A Barrel of Verdian Laughs

United StatesUnited States Verdi, Un giorno di regno: Soloists, Keith Chambers (piano), Peter Kazaras (director), Seattle Opera Young Artists Program, Illsley Ball Nordstrom Recital Hall, Benaroya Hall, Seattle, 17.11.2012 (BJ)

A Verdi opera as a barrel of laughs? The idea may seem unlikely. Falstaff, of course, furnished an improbably light-hearted conclusion to the Master’s operatic career – but that supreme musical comedy seems improbable simply because almost everything that came before it in his oeuvre was very far from light-hearted.

Almost, but not quite, everything. In 1840, forced by contractual obligations to rise above the grief of losing his first wife and two children, Verdi created Un giorno di regno, roughly translatable as “King for a Day.” Subtitled “melodramma giocoso,” this setting of a libretto by Felice Romani is a true opera buffa, following in the comic tradition of Verdi’s great predecessor Donizetti. Indeed, Julian Budden, in his indispensable three-volume study of Verdi’s operas, describes one of its ensembles neatly and accurately as “all Donizetti with extra horse-power and less grace.”

It’s true that Il giorno falls mostly short of Donizetti’s finesse – it’s amazing to contemplate the growth of Verdi’s mastery that was manifested, less than two years later, in Nabucco – but it is still a piece full of good if relatively unsubtle tunes (including one that seems to hark back to “Largo al factotum,” in Rossini’s Barber of Seville, and another that points a decade forward to “La donna è mobile,” in Verdi’s own Rigoletto). And there are many touches of irresistible knock-about humor, which Peter Kazaras’s exuberant production, with Seattle Opera’s Young Artists Program, exploited with equally irresistible gusto.

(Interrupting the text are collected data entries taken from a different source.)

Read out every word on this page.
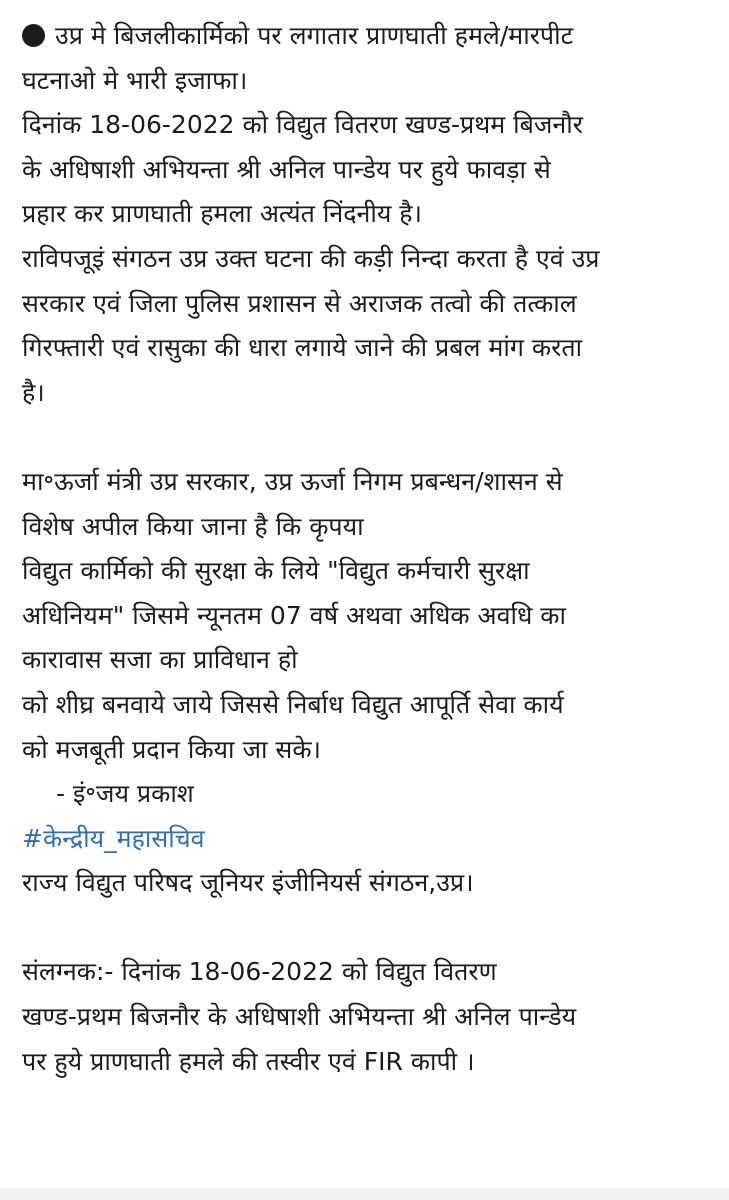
उप्र मे बिजलीकार्मिको पर लगातार प्राणघाती हमले/मारपीट
घटनाओ मे भारी इजाफा।
दिनांक 18-06-2022 को विद्युत वितरण खण्ड-प्रथम बिजनौर
के अधिषाशी अभियन्ता श्री अनिल पान्डेय पर हुये फावड़ा से
प्रहार कर प्राणघाती हमला अत्यंत निंदनीय है।
राविपजूइं संगठन उप्र उक्त घटना की कड़ी निन्दा करता है एवं उप्र
सरकार एवं जिला पुलिस प्रशासन से अराजक तत्वो की तत्काल
गिरफ्तारी एवं रासुका की धारा लगाये जाने की प्रबल मांग करता
है।
मा॰ऊर्जा मंत्री उप्र सरकार, उप्र ऊर्जा निगम प्रबन्धन/शासन से
विशेष अपील किया जाना है कि कृपया
विद्युत कार्मिको की सुरक्षा के लिये "विद्युत कर्मचारी सुरक्षा
अधिनियम" जिसमे न्यूनतम 07 वर्ष अथवा अधिक अवधि का
कारावास सजा का प्राविधान हो
को शीघ्र बनवाये जाये जिससे निर्बाध विद्युत आपूर्ति सेवा कार्य
को मजबूती प्रदान किया जा सके।
- इं॰जय प्रकाश
#केन्द्रीय_महासचिव
राज्य विद्युत परिषद जूनियर इंजीनियर्स संगठन,उप्र।
संलग्नक:- दिनांक 18-06-2022 को विद्युत वितरण
खण्ड-प्रथम बिजनौर के अधिषाशी अभियन्ता श्री अनिल पान्डेय
पर हुये प्राणघाती हमले की तस्वीर एवं FIR कापी ।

Perhaps the most hilarious moment came when baritone Hunter Enoch, in the central role of the Cavaliere di Belfiore, needed to get an urgent message off to his boss (the King of Poland), begging, for sufficient personal cause, to be released at once from the obligation he has undertaken to impersonate him temporarily for reasons of security. He wrote his message in the most practical way – as an e-mail, composed on his cell phone, and dispatched with that not unfamiliar word, “Send”! After that, given that the handsome costumes (presumably to be credited to the leadership of design coordinator Victor Steeb) kept firmly to 19th-century styles, it was clear that this would be a production in which anything goes – and anything duly went, with a wonderfully good-tempered swing.

Keith Chambers played the score in piano arrangement splendidly, and there was some excellent singing by Enoch; by a pair of bassi buffi in the persons of Colin Ramsey as the Barone di Kelbar and Matthew Scollin as La Rocca; by two accomplished ladies, mezzo-soprano Deborah Nansteel as the Baron’s daughter Giulietta and soprano Dana Pundt as the Marchesa del Poggio; and by Theo Lebow, who brought a tenor voice of fine quality, probably best categorized as “lirico-spinto,” to the role of Giulietta’s young lover Edoardo de Sanval.

A good deal of the original score, quite apart from the orchestration, was omitted in this chorus-less production. But what remained was clearly enjoyed to the hilt by a packed house – sad irony, in view of the fact that the Young Artists Program is fated to be abandoned soon under the stress of the parent company’s financial problems. It is to be devoutly hoped that some way will be found to resuscitate it before too long.